Smith has suffered several concussion injuries during his cricketing career with the most brutal being a blow to the head from England pace bowler Jofra Archer at Lord’s during the 2019 Ashes. The blow led to him being sidelined from the next Test. He also almost missed an ODI against India in Sydney the following year as he woke up in the morning with vertigo symptoms, said the report.
Those same symptoms came back following the nasty fall while fielding in the dramatic second T20I against Sri Lanka on February 13, where the hosts won the Super Over after the scores were tied on 164.
According to medical experts, the vertigo symptoms post-concussion are due to the debris (ear rocks) which accumulates within the inner ear canal.
Smith has “undergone treatment known as the Epley manoeuvre (where a patient’s head is carefully manipulated to enable relocation of the ‘ear rock’ crystals)”, which had improved his symptoms, the report said.
“I think I actually knocked myself out for a couple of seconds there (after the fielding incident),” Smith said. “Then, then when I came to, I was in a bit of a weird state and I knew straight away that I was likely concussed after having quite a few knocks to the head (earlier).
“But I had the Epley manoeuvre and got the crystals back where they’re supposed to be in the inner ear,” added Smith.
Smith added that it wasn’t a great feeling but once things settled down, he had progressed nicely and was hoping to be in the side for the opening Test against Pakistan.
“That’s not a very comfortable place to be, I tell you that.
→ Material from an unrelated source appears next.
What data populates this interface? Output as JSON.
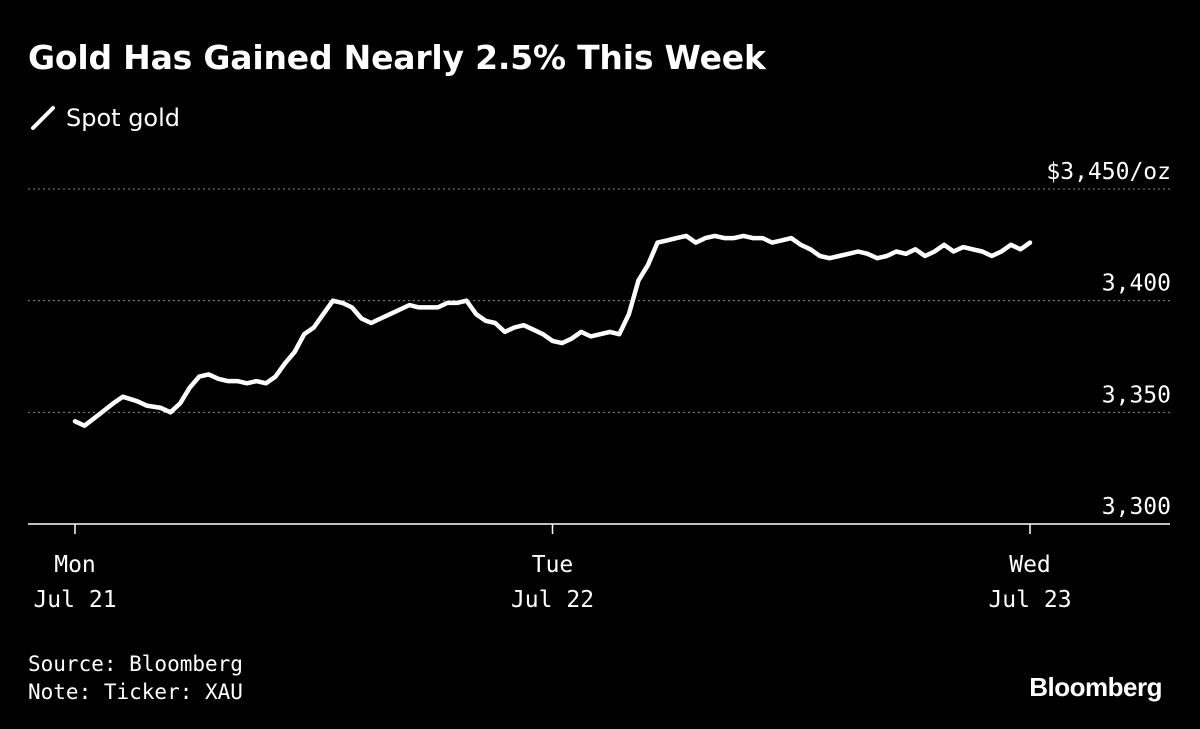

After that, things settled down and I’ve progressed really nicely. I’ve been able to do all the exercise stuff that I’ve needed to do to get myself back to that ready-to-play state.
“I’ve done a lot of stuff where I’ve got my heart rate up to a good amount, brought it back down and that’s part of the protocols to getting back to playing. I had a couple of good hits in Melbourne before we came away, but today’s (Tuesday) just about ticking off facing fast bowling and once that’s done everything should be fine,” he added.